Like usual, the Bears have several needs, but we won't know all of them for few more weeks. If the Bears are unable to retain safety Adrian Amos and/or slot cornerback Bryce Callahan in free agency, those positions become priority needs. 

Beyond that, the Bears need to address running back, tight end and kicker.

With the Bears being short on salary cap space this offseason, it's unlikely that they make much of a splash in free agency. That makes it crucial for them to address some needs in the draft, and that quest continues with scouting work at the combine.

Teams don't need to use a premium pick in order to find an answer at running back, as history shows such quality players are available in rounds three, four and five. The Steelers' James Conner (third round), the Texans' Lamar Miller (fourth), the Bears' Jordan Howard, the Seahawks' Chris Carson (seventh) and the Broncos' Phillip Lindsay (undrafted) are several examples who productive running backs that were found later in the draft or afterward.

The 2019 draft class features depth at running back and projects to produce solid players at that position in the middle rounds. Some of those running back prospects include Florida Atlantic's Devin Singletary, Iowa State's David Montgomery, Texas A&M's Trayveon Williams, Nebraska's Devine Ozigbo and Notre Dame's Dexter Williams. 

Some of those players figure to be gone when the Bears select at No. 87 overall in the third round, but all should fit in their scheme, which would provide Chicago with options. Montgomery, Ozigbo and Dexter Williams all have size to go along with speed and quickness, while Singletary and Trayveon Williams are smaller but play with strength and power.

Elsewhere, the Bears may need to be lucky to land a good cornerback. In most drafts, there are 12 to 15 cornerbacks selected in the first three rounds -- with the second and third rounds being particularly heavy at the position. At No. 87 overall, the Bears may be looking at their 10th- to 12th-rated cornerback.

For that reason alone, I believe it's important for the Bears to retain Callahan in free agency. Slot corner is a position that can require a different skill set than an outside cornerback, as players need to be quick to match the sudden movements of slot receivers. Because they're closer to the trenches, they also need to be tough enough to play the run well -- so being a good, consistent tackler goes without saying. Not all cornerbacks who are good on the outside can shift and play well on the inside.

It may be difficult to find a player in this draft class who can replace Callahan. Some players who could perhaps fit the bill and also be available in the third or fourth round are Michigan's David Long, Iowa State's Brian Peavey and Central Michigan's Sean Bunting.

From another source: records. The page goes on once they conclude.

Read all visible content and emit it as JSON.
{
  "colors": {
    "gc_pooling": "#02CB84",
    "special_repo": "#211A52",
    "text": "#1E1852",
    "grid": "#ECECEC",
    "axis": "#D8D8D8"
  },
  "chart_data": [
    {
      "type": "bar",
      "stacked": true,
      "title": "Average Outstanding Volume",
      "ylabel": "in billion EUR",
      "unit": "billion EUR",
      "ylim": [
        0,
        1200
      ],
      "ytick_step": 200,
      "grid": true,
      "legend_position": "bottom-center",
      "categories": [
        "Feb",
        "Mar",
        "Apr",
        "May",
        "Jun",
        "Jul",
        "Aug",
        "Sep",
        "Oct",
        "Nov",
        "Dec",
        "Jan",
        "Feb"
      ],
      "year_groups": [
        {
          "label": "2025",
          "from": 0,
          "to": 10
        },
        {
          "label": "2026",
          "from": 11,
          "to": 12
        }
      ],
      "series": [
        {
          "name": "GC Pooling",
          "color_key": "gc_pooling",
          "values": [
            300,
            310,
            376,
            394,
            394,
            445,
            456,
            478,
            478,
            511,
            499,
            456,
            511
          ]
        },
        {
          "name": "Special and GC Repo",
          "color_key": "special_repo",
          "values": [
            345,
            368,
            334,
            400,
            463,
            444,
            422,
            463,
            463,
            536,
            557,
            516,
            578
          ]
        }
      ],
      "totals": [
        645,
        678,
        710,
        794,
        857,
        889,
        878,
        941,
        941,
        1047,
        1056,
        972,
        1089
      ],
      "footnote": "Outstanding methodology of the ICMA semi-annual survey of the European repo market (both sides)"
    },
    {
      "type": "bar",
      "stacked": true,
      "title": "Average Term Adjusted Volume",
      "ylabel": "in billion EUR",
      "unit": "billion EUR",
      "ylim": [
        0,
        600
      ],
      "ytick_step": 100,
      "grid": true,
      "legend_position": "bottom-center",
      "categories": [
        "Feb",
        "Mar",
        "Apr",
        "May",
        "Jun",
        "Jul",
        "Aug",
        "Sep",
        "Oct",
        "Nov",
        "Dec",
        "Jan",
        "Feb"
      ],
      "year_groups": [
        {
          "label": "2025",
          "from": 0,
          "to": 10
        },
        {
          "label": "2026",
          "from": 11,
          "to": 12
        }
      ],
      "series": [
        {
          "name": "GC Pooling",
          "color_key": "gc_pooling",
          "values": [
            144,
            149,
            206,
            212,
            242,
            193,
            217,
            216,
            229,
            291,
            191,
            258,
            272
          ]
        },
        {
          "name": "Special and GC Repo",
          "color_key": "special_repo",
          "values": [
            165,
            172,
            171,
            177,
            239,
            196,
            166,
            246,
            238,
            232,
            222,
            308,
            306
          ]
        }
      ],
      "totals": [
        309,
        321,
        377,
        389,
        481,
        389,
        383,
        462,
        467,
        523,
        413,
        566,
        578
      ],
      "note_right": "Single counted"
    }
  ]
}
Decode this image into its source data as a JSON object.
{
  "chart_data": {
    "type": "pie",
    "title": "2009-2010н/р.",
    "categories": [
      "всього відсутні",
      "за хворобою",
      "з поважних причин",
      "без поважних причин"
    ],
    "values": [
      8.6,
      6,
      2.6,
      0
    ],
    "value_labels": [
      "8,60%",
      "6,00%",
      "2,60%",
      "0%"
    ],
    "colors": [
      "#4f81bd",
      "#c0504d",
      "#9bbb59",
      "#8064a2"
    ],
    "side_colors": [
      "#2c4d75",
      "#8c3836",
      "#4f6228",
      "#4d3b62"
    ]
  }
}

Looking at this draft class, it may be difficult to find a guy who can come in and replace Callahan. Some players who may fit the bill and could be available in the third or fourth round are David Long from Michigan, Brian Peavy from Iowa State and Sean Bunting form Central Michigan. All have the desired quickness to play slot cornerback. Long and Peavey are the best tacklers of those three.

Theoretically, it’s easier to find safeties than cornerbacks in the draft. Teams typically don't value the position as highly, so safeties in general aren't draft as highly as cornerbacks. The Bears symbolize that trend with their starting safety tandem, as they took Eddie Jackson in the fourth round in 2017 and Amos in the fifth round in 2015.

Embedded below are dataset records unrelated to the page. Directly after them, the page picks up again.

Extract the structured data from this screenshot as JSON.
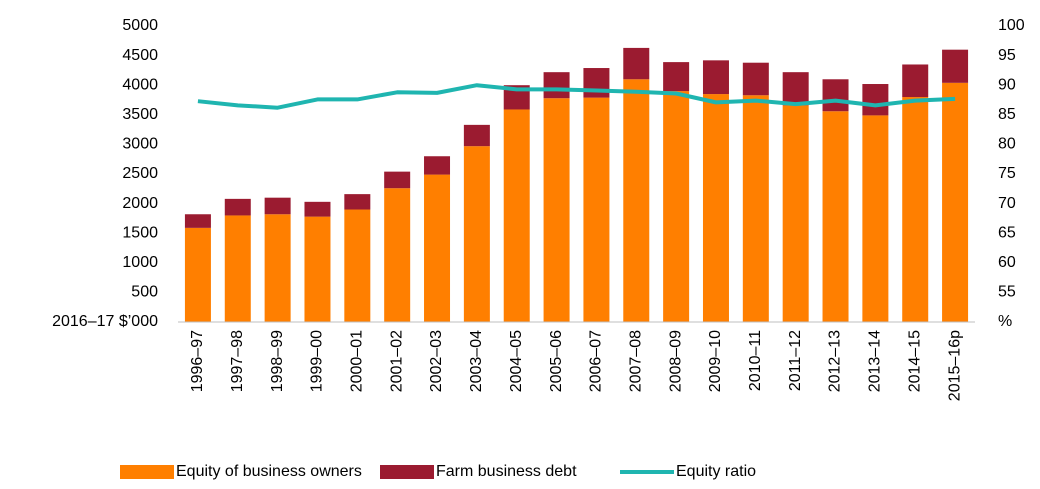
{
  "chart_data": {
    "type": "bar",
    "stacked": true,
    "y_label": "2016–17 $’000",
    "y2_label": "%",
    "categories": [
      "1996–97",
      "1997–98",
      "1998–99",
      "1999–00",
      "2000–01",
      "2001–02",
      "2002–03",
      "2003–04",
      "2004–05",
      "2005–06",
      "2006–07",
      "2007–08",
      "2008–09",
      "2009–10",
      "2010–11",
      "2011–12",
      "2012–13",
      "2013–14",
      "2014–15",
      "2015–16p"
    ],
    "series": [
      {
        "name": "Equity of business owners",
        "type": "bar",
        "color": "#ff7f00",
        "values": [
          1590,
          1800,
          1820,
          1780,
          1900,
          2260,
          2490,
          2970,
          3590,
          3780,
          3790,
          4100,
          3900,
          3850,
          3830,
          3660,
          3560,
          3490,
          3800,
          4040
        ]
      },
      {
        "name": "Farm business debt",
        "type": "bar",
        "color": "#9b1b30",
        "values": [
          230,
          280,
          280,
          250,
          260,
          280,
          310,
          360,
          410,
          440,
          500,
          530,
          490,
          570,
          550,
          560,
          540,
          530,
          550,
          560
        ]
      },
      {
        "name": "Equity ratio",
        "type": "line",
        "axis": "y2",
        "color": "#1fb5b0",
        "values": [
          87.3,
          86.6,
          86.2,
          87.6,
          87.6,
          88.8,
          88.7,
          90.0,
          89.3,
          89.3,
          89.1,
          88.9,
          88.6,
          87.1,
          87.4,
          86.8,
          87.4,
          86.6,
          87.4,
          87.7
        ]
      }
    ],
    "ylim": [
      0,
      5000
    ],
    "yticks": [
      500,
      1000,
      1500,
      2000,
      2500,
      3000,
      3500,
      4000,
      4500,
      5000
    ],
    "y2lim": [
      50,
      100
    ],
    "y2ticks": [
      55,
      60,
      65,
      70,
      75,
      80,
      85,
      90,
      95,
      100
    ],
    "legend": "bottom"
  }
}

If the Bears lose Amos in free agency, they have two players on the current roster who could replace him. Deon Bush played well at free safety when he replaced the injured Jackson at the end of the 2018 season. I believe he's even better suited for strong safety, which makes him an ideal replacement for Amos.

DeAndre Houston-Carson is another replacement candidate. He was having a great camp last summer before he suffered a setback with a broken arm. He has better cover skills than Bush, particularly in man coverage.

If the Bears need to draft a safety on the third day, some names to keep an eye on are Kentucky's Mike Edwards, Maryland's Darnell Savage and Michigan State's Khari Willis. Edwards is more of a free safety type. Savage should be able to play either position, and Willis projects strictly as a strong safety.